Recadrage Concepts Palo Alto
Dans Les Aventures de Tom Sawyer, Tom est puni : il doit repeindre une clôture entière un samedi, pendant que ses amis jouent. Plutôt que de se plaindre, il se met au travail avec un tel enthousiasme que les autres enfants, intrigués, lui demandent d’essayer à leur tour. Tom finit par leur faire payer le privilège de peindre à sa place. Les faits n’ont pas changé : c’est toujours la même corvée, la même clôture. Ce qui a changé, c’est le sens qu’on lui attribue, passé de punition à privilège convoité.
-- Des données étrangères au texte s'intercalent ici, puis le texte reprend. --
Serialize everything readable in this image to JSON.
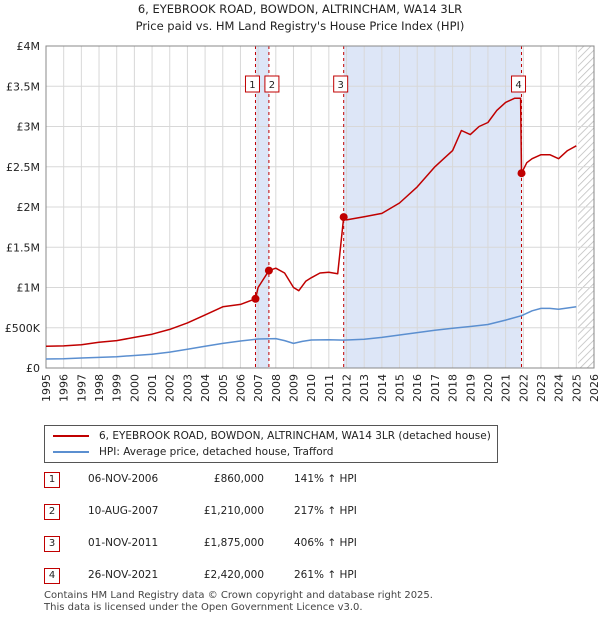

Ce déplacement s’appelle le recadrage. Paul Watzlawick, John Weakland et Richard Fisch, du Mental Research Institute, y consacrent un chapitre entier de Change: Principles of Problem Formation and Problem Resolution (1974), qu’ils intitulent « The Gentle Art of Reframing ». Ils le définissent comme la modification, ou la tentative de modification, du sens attribué par une personne à une situation ou à un objet, sans que rien ne change dans les faits eux-mêmes. Le recadrage est ce qui permet, selon eux, un changement de type 2 : non pas faire plus ou moins de la même chose à l’intérieur d’un cadre inchangé, mais sortir de ce cadre pour en adopter un autre.
Le recadrage consiste à attribuer à une situation un sens différent, tout aussi plausible que le sens initial, sans en modifier les faits objectifs. Ce déplacement du cadre d’interprétation permet un changement de type 2 : sortir du système de références qui maintenait le problème, plutôt que d’agir davantage à l’intérieur de ce même système.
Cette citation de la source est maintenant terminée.